No ha sido el único recuerdo al Tomás Moro que me ha despertado la biografía del jesuíta. Allí se nos cuenta del English College de Douai, fundado y sostenido por esa figura fascinante que es William Allen (dice Waugh: "El hecho de que el catolicismo sobreviviera en Inglaterra se debe, más que a nadie a William Allen"). Tuvo grandísimos problemas con la población autóctona, que no terminaba de aceptarlos y los veía como una sucursal del poder español, y los atosigaba. ¿No es otro eco discernible en la preocupación de Tomás Moro en Tomás Moro?

… id a Francia, a Flandes, a cualquier  
provincia de Alemania, a España, a Portugal 
a un sitio que no sea aliado de Inglaterra, 
y allí tendréis que ser extranjeros. ¿Querríais  
dar en una nación de carácter tan bárbaro  
que, revolviéndose en atroz violencia 
no os dejase encontrar un cobijo en su suelo, 
sus odiosos cuchillos afilase 
contra vuestras gargantas, despreciándoos  
como a perros, lo mismo que si Dios 
no os hubiese creado y no os reconociera; 
y como si no fuesen los elementos útiles  
para vuestra existencia, sino una propiedad  
para ellos reservada? ¿Qué diríais 
si os tratasen así?
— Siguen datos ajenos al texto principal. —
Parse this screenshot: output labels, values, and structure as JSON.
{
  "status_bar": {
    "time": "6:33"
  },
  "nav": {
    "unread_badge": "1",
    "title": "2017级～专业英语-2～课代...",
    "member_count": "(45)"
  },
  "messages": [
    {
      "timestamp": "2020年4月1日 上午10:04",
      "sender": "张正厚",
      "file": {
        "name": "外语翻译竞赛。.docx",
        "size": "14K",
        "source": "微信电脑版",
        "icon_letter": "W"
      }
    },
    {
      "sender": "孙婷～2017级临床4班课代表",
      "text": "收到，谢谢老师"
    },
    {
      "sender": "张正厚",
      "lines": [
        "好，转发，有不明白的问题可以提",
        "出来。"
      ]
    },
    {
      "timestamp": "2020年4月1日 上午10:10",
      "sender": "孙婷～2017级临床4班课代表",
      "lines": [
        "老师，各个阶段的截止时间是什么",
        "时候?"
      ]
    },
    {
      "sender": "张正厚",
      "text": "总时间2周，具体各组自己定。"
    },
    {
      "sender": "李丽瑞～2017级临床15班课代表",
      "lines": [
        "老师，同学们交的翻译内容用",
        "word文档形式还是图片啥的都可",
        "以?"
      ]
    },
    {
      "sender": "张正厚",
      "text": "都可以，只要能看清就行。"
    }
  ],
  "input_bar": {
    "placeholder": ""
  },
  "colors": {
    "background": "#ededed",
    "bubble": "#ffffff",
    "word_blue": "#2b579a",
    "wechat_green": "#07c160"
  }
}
Así 
tratáis vosotros a los extranjeros 
y así es vuestra oceánica falta de humanidad. 

También, cuando habla Campion en el final de su muy emocionante Alarde: "encomiendo vuestras conciencias y la mía a Dios Todopoderoso, el Escrutador de los Corazones, para que nos envíe Su gracia y nos ponga de acuerdo antes del día de la satisfacción, de modo que al fin podamos ser amigos en el Cielo, donde toda injuria será olvidada"; yo me quedo de una pieza, porque hay otro eco en la obra de teatro prácticamente textual:
Yo te diré por qué. La Corte nunca escruta 
como el Cielo la indignación del príncipe, 
sino que estando frágilmente constituida 
de una tierra dorada, brilla apenas 
sobre esos sobre los que brilla el rey, 
sonríe si él sonríe, se eclipsa si él se eclipsa. 
Mas siendo ambos mortales —Corte y rey—, 
no sueltes ni una lágrima por las cosas terrenas.